A woman in science.

I am a woman in science. Most of the times, the ‘woman’ part is a non-issue. But sometimes, it is.

“Let me tell you about my trouble with girls. Three things happen when they are in the lab: You fall in love with them, they fall in love with you, and when you criticize them they cry.”  The musings of not just any scientist, but Nobel Laureate Tim Hunt at the World Conference of Science Journalists in South Korea last week. Most definitely not the conference where one should be making headline-grabbing controversial statements. 

When the proverbial shit hit the fan, Mr. Hunt explained that he was speaking from personal experience, and he had meant the comments to be funny. He apologized for what he said, but when prompted to explain about women crying in the lab, he dug himself deeper:

“It’s terribly important that you can criticize people’s ideas without criticizing them and if they burst into tears, it means that you tend to hold back from getting at the absolute truth. Science is about nothing but getting at the truth and anything that gets in the way of that diminishes, in my experience, the science.”  

Sure. In science, criticism is important. The truth is important. And while I believe Mr. Hunt deserves better than the rush-to-judgement he's received,  these comments reveal a not-so-hidden truth about women and STEM (the traditionally male-dominated disciplines of science, technology, engineering and math).

Julie Beck wrote an excellent piece in The Atlantic that illustrates why Mr. Hunt’s attempt at humour was met with stone-cold silence. Social media erupted with legitimate fury: twitter’s #distractinglysexy conversation was equal parts hilarious and inspiring.

Science glamour shot: you can't see the XXXL biohazard suit but trust me, it's hot. #distractinglysexy

Science glamour shot: you can't see the XXXL biohazard suit but trust me, it's hot. #distractinglysexy

But because this is a blog post, let me tell you about my trouble as a woman in science. For the most part, it’s no trouble at all. For the most part, I am surrounded by extremely supportive mentors. The majority of my colleagues in my current lab are women-and this trend is on point with many other labs in our research group. However, when I look one step above my current position as a PhD candidate to the post-docs, most are male. And if I look one step further, out of the twenty-two principle investigators in the Gastrointestinal Research Group, two are female. 

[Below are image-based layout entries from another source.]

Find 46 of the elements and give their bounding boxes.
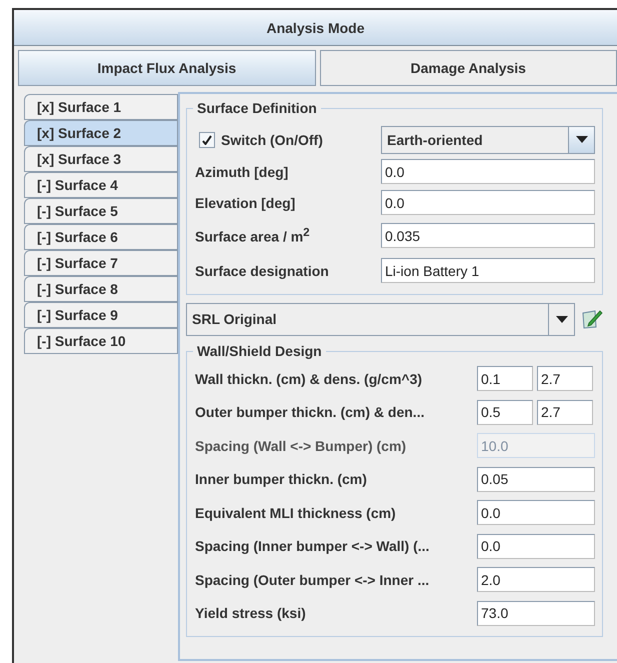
orientation-dropdown[interactable]: Earth-oriented (381, 126, 595, 154)
field-label: Azimuth [deg] (195, 164, 290, 180)
field-label: Equivalent MLI thickness (cm) (195, 504, 397, 521)
surface-tab[interactable]: [-] Surface 10 (24, 328, 178, 354)
field-label: Outer bumper thickn. (cm) & den... (195, 404, 426, 420)
group-title: Wall/Shield Design (193, 343, 326, 359)
text-field[interactable]: 73.0 (477, 600, 595, 626)
text-field[interactable]: 0.1 (477, 366, 533, 392)
mode-tab[interactable]: Damage Analysis (320, 50, 617, 86)
field-label: Wall thickn. (cm) & dens. (g/cm^3) (195, 370, 424, 387)
surface-tab[interactable]: [x] Surface 3 (24, 146, 178, 172)
text-field[interactable]: 2.7 (537, 400, 593, 425)
edit-icon[interactable] (581, 308, 603, 330)
surface-tab[interactable]: [-] Surface 9 (24, 302, 178, 328)
field-label: Surface area / m$^{2}$ (195, 226, 311, 245)
field-label: Yield stress (ksi) (195, 605, 307, 622)
text-field[interactable]: 0.0 (381, 190, 595, 215)
field-label: Spacing (Wall <-> Bumper) (cm) (195, 438, 408, 454)
text-field[interactable]: Li-ion Battery 1 (381, 258, 595, 283)
switch-checkbox[interactable]: Switch (On/Off) (195, 132, 381, 148)
group-title: Surface Definition (193, 100, 321, 116)
caret-icon (576, 136, 588, 143)
surface-tab[interactable]: [x] Surface 2 (24, 120, 178, 146)
text-field[interactable]: 0.5 (477, 400, 533, 425)
text-field[interactable]: 0.05 (477, 466, 595, 492)
text-field[interactable]: 0.0 (477, 534, 595, 559)
mode-tab[interactable]: Impact Flux Analysis (18, 50, 316, 86)
text-field[interactable]: 2.7 (537, 366, 593, 392)
field-label: Inner bumper thickn. (cm) (195, 471, 368, 488)
surface-tab[interactable]: [-] Surface 5 (24, 198, 178, 224)
field-label: Elevation [deg] (195, 194, 296, 210)
surface-tab[interactable]: [-] Surface 7 (24, 250, 178, 276)
field-label: Spacing (Inner bumper <-> Wall) (... (195, 538, 430, 554)
caret-icon (556, 316, 568, 322)
surface-tab[interactable]: [-] Surface 8 (24, 276, 178, 302)
window-title: Analysis Mode (14, 10, 617, 46)
text-field[interactable]: 2.0 (477, 567, 595, 592)
surface-tab[interactable]: [-] Surface 4 (24, 172, 178, 198)
surface-tab[interactable]: [-] Surface 6 (24, 224, 178, 250)
text-field[interactable]: 0.035 (381, 223, 595, 248)
text-field[interactable]: 0.0 (381, 159, 595, 184)
field-label: Surface designation (195, 262, 330, 278)
text-field[interactable]: 0.0 (477, 500, 595, 526)
surface-tab[interactable]: [x] Surface 1 (24, 94, 178, 120)
preset-dropdown[interactable]: SRL Original (186, 302, 575, 336)
field-label: Spacing (Outer bumper <-> Inner ... (195, 572, 430, 588)
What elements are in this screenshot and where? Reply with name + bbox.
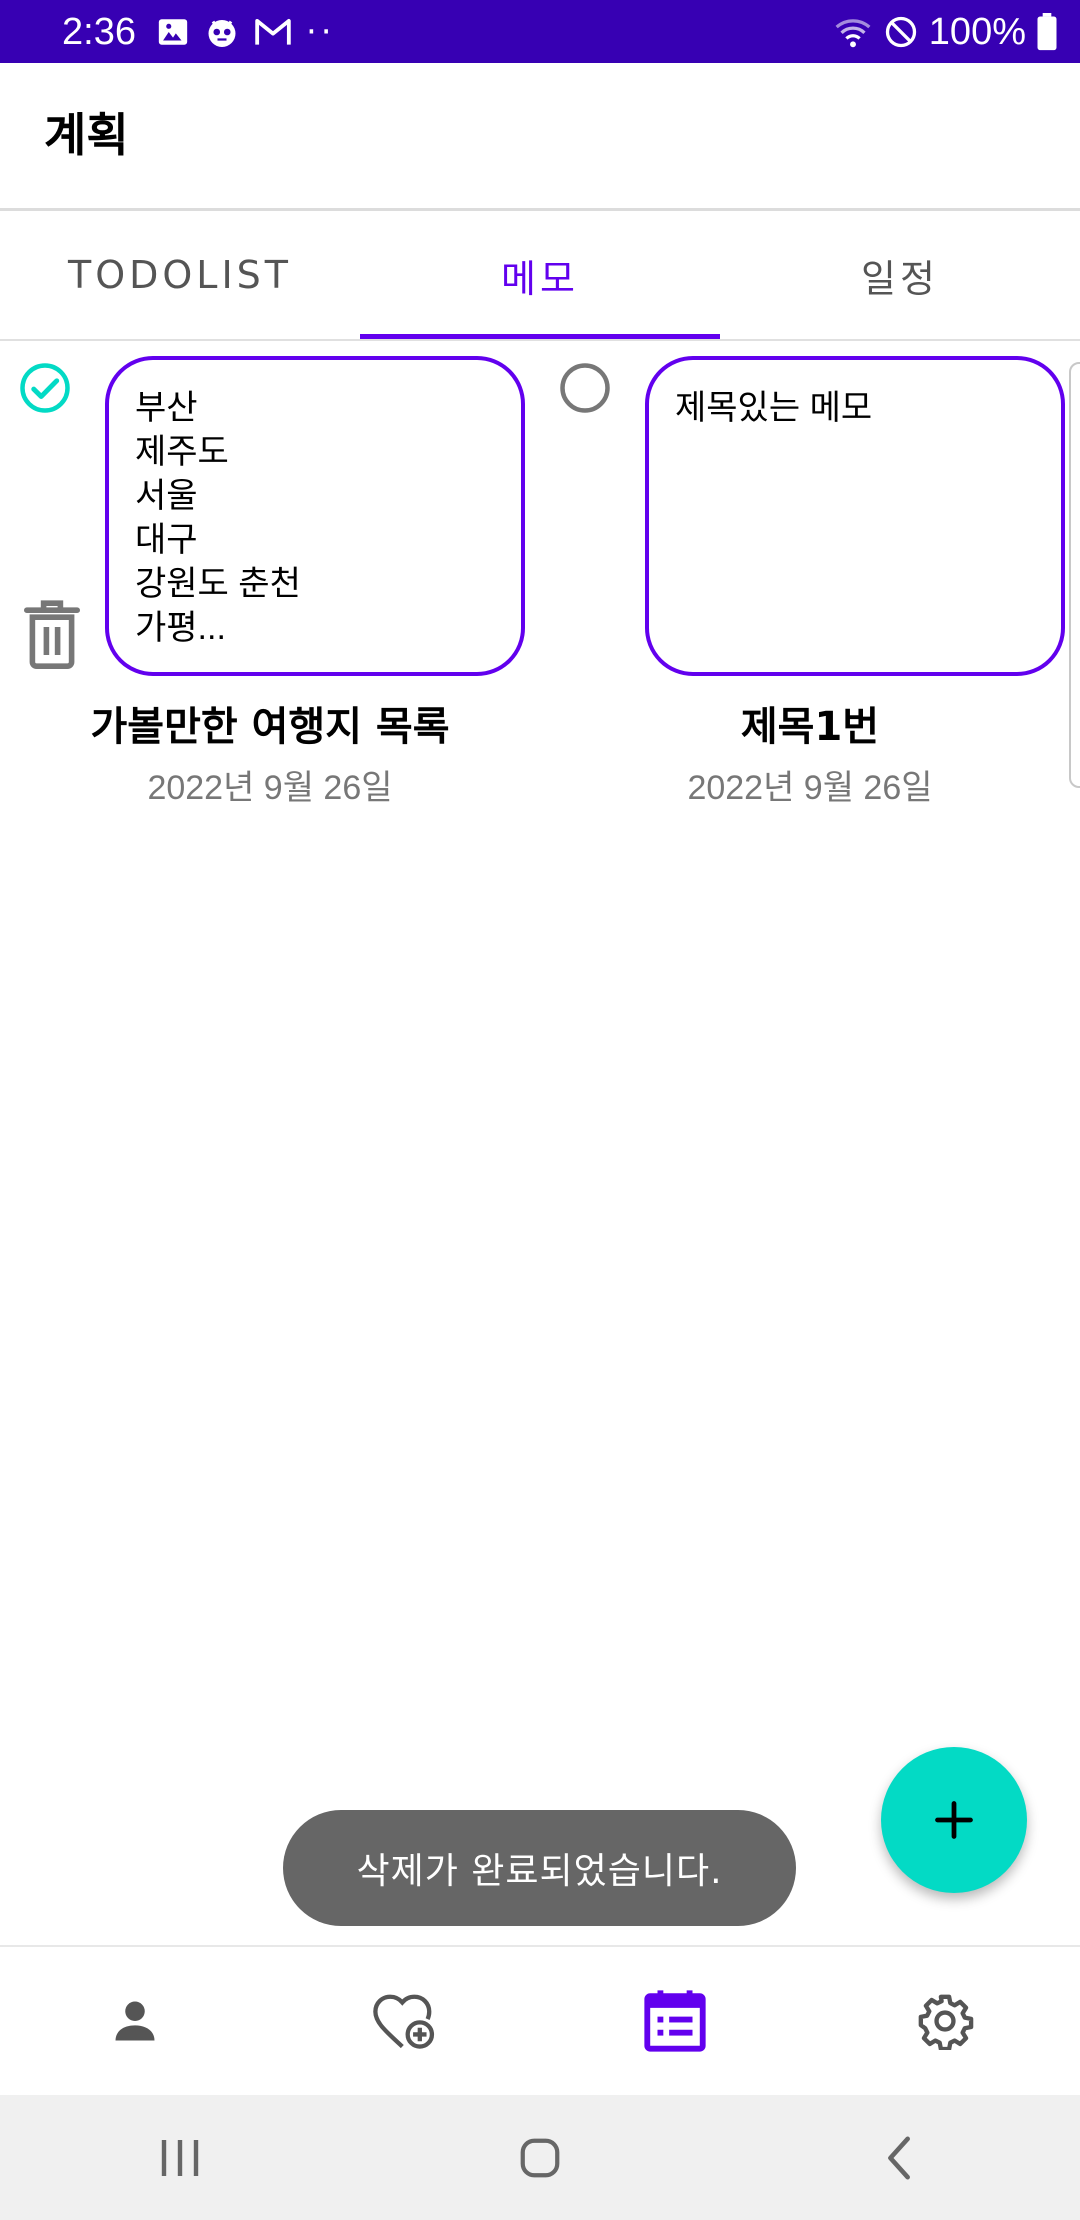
- home-button[interactable]: [360, 2095, 720, 2220]
- status-icons-right: 100%: [833, 10, 1058, 54]
- memo-title: 가볼만한 여행지 목록: [90, 704, 450, 750]
- memo-date: 2022년 9월 26일: [147, 769, 393, 807]
- wifi-icon: [835, 19, 871, 48]
- memo-content[interactable]: 제목있는 메모: [645, 356, 1065, 676]
- nav-settings[interactable]: [810, 1947, 1080, 2095]
- memo-item[interactable]: 부산 제주도 서울 대구 강원도 춘천 가평... 가볼만한 여행지 목록 20…: [0, 341, 540, 841]
- tab-memo-label: 메모: [501, 256, 579, 301]
- plus-icon: [935, 1801, 973, 1839]
- image-icon: [158, 19, 188, 45]
- nav-favorites[interactable]: [270, 1947, 540, 2095]
- system-navigation: [0, 2095, 1080, 2220]
- tab-schedule[interactable]: 일정: [720, 211, 1080, 339]
- back-icon: [888, 2136, 910, 2179]
- memo-title: 제목1번: [740, 704, 880, 750]
- gmail-icon: [255, 19, 291, 45]
- tab-indicator: [360, 334, 720, 339]
- app-toolbar: 계획: [0, 63, 1080, 211]
- add-memo-button[interactable]: [881, 1747, 1027, 1893]
- battery-icon: [1037, 13, 1057, 51]
- memo-date: 2022년 9월 26일: [687, 769, 933, 807]
- tab-bar: TODOLIST 메모 일정: [0, 211, 1080, 341]
- dnd-icon: [885, 16, 916, 48]
- status-time: 2:36: [62, 11, 136, 53]
- recent-apps-icon: [161, 2139, 199, 2176]
- trash-icon[interactable]: [24, 599, 80, 669]
- bottom-navigation: [0, 1945, 1080, 2095]
- tab-todolist[interactable]: TODOLIST: [0, 211, 360, 339]
- memo-item[interactable]: 제목있는 메모 제목1번 2022년 9월 26일: [540, 341, 1080, 841]
- person-icon: [115, 2001, 155, 2041]
- unchecked-circle-icon[interactable]: [558, 361, 612, 415]
- recent-apps-button[interactable]: [0, 2095, 360, 2220]
- calendar-list-icon: [644, 1990, 706, 2052]
- status-icons-left: ··: [156, 12, 336, 52]
- nav-profile[interactable]: [0, 1947, 270, 2095]
- heart-plus-icon: [373, 1994, 435, 2049]
- toast-message: 삭제가 완료되었습니다.: [283, 1810, 796, 1926]
- check-circle-icon[interactable]: [18, 361, 72, 415]
- status-bar: 2:36 ·· 100%: [0, 0, 1080, 63]
- gear-icon: [918, 1994, 974, 2050]
- nav-planner[interactable]: [540, 1947, 810, 2095]
- next-memo-edge: [1069, 362, 1080, 788]
- memo-content[interactable]: 부산 제주도 서울 대구 강원도 춘천 가평...: [105, 356, 525, 676]
- battery-percent: 100%: [928, 11, 1026, 53]
- app-mascot-icon: [208, 20, 236, 47]
- home-icon: [520, 2138, 560, 2177]
- page-title: 계획: [44, 108, 129, 162]
- tab-memo[interactable]: 메모: [360, 211, 720, 339]
- back-button[interactable]: [720, 2095, 1080, 2220]
- status-overflow-dots: ··: [306, 12, 336, 52]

This is part of a larger trend: that women disproportionately drop out of scientific careers. Nature magazine has a comprehensive write-up about the lack of women in science, and a lack of identifiable role models is, in frustratingly cyclic fashion, a primary reason. 

So getting back to my experiences as a woman in science, I'll limit my blatherings to a single example.

When I first was exploring various PhD positions, I met with a potential male supervisor who told me (and while I am paraphrasing, I'm not paraphrasing that much), that if I wanted to embark in a PhD program I shouldn’t get pregnant. I didn’t even know if I wanted children at the time, but here I was, being told to consider what I wanted the state of my uterus to be throughout the next 4+ years of a PhD program. I doubt that the men interested in entering his lab were told they should refrain from impregnating anyone.

Although this was relatively recent, I choose to believe that such schools of thought are fading. Case in point: contrast the above scenario to my current supervisor, who actually encouraged me to consider having a child during my PhD, as maternity benefits are better for graduate students than post-docs.

Well I took his advice to heart, and as I write this I am on my last few months of maternity leave.  And I am equal parts optimistic and terrified about my future as a scientist. Optimistic because it’s my nature. Because with hard work, ambition, and a supportive partner, there’s no reason not to be. Because I believe I somehow owe it to myself and other women in science to at least give it a try. Terrified because it’s also my nature. Because I have witnessed so few examples of women in science with successful careers and a family. Because my lab tech has outright told my colleagues that since I had my son, I have become more stupid (not paraphrasing), and losing my science-edge to motherhood has always been one of my fears. 

I truly believe that very few people (Mr. Hunt excluded) think that STEM wouldn’t benefit from more women. What discipline wouldn’t benefit from increased diversity within its ranks? But as I said before, I'm an optimist.